Multifractality and statistical localization in the sparse Barrat-M\'ezard trap model

TL;DR

This paper investigates how the structure of a network influences relaxation modes in the Barrat-Mézard trap model, revealing multifractal, statistically localized wavefunctions that are independent of network topology.

Contribution

It introduces the concept of statistical localization in the model, showing that wavefunction localization is due to spectral properties rather than spatial network structure.

Findings

Wavefunctions are multifractally localized and statistically rather than spatially localized.

Spectral divergences are explained by an effective model.
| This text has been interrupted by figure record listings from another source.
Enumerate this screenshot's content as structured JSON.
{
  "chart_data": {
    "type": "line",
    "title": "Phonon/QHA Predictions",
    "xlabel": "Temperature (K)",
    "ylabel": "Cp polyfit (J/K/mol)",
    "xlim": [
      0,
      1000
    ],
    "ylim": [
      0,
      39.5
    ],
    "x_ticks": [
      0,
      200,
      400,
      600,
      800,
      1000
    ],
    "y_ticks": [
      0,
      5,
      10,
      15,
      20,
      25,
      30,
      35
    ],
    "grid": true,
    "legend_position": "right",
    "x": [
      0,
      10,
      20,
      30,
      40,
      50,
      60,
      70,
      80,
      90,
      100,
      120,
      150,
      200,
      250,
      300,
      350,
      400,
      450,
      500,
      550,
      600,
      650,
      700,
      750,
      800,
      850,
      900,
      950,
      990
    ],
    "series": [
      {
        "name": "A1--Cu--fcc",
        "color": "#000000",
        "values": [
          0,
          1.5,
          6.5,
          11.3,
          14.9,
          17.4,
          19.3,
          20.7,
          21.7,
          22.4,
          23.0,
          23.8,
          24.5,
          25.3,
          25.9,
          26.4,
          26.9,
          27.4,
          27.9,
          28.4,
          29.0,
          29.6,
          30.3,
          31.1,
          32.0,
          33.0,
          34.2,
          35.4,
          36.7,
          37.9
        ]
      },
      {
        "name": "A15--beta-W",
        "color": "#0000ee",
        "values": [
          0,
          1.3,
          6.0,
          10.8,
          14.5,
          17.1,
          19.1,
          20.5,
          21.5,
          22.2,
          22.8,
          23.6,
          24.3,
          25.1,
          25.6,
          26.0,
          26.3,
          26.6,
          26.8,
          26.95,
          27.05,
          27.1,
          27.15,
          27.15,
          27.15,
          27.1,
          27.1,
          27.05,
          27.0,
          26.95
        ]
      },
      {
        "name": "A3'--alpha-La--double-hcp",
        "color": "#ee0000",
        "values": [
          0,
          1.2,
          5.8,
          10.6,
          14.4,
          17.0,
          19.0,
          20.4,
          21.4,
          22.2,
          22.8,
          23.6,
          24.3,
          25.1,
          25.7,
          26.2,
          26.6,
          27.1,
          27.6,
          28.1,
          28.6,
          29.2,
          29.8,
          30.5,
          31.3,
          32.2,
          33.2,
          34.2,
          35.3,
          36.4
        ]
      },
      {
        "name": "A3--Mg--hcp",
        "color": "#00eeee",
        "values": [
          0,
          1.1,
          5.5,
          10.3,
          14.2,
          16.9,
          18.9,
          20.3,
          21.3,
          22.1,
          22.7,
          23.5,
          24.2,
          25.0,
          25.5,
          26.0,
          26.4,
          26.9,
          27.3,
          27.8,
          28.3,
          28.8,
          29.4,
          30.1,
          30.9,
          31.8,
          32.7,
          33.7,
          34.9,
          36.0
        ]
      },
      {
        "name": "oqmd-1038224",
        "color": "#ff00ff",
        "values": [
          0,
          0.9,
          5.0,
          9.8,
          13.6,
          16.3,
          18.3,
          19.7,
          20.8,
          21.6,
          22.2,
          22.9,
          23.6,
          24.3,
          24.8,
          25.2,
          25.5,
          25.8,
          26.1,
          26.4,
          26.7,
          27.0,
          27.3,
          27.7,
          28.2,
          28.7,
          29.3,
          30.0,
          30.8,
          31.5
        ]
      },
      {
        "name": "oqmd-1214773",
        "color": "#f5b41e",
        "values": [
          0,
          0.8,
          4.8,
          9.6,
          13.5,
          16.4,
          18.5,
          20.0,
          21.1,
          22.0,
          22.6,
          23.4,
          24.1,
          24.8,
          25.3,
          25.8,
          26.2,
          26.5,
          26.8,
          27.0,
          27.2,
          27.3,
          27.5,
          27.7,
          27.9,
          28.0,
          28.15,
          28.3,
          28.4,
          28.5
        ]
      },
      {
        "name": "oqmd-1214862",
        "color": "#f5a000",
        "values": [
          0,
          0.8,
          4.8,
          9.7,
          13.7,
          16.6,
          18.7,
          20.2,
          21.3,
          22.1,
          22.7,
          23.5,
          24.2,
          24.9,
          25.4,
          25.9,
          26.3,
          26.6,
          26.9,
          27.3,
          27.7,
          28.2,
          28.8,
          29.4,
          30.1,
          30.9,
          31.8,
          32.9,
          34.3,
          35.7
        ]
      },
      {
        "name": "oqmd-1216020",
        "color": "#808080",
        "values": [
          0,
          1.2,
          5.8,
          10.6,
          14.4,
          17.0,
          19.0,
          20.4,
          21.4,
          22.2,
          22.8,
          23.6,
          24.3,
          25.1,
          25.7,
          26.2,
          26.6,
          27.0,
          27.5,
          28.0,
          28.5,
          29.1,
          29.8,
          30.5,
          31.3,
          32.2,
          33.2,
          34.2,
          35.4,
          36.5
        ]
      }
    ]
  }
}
Power law tails in wavefunctions are characterized and understood.

Abstract

We study within a paradigmatic model for glassy dynamics, the Barrat-M\'ezard trap model, the effect of a nontrivial network structure in the connectivity among traps. Sparseness of this network has recently been shown to lead to divergences in the bulk of the spectrum of the associated master operator [1, 2]. We analyse here specifically the properties of the relaxation modes that contribute to these spectral divergences. We characterize the statistics of the corresponding wavefunctions and demonstrate that they are localized with multifractal properties. The localization patterns are unrelated to the spatial (network) topology, however, and instead fall within the recently introduced class of statistical localization phenomena [3]. To rationalize these results we develop an effective model that successfully explains both the spectral divergences and the power law tails in the wavefunction entries, and provides a clear physical picture of why the localization is statistical rather than spatial.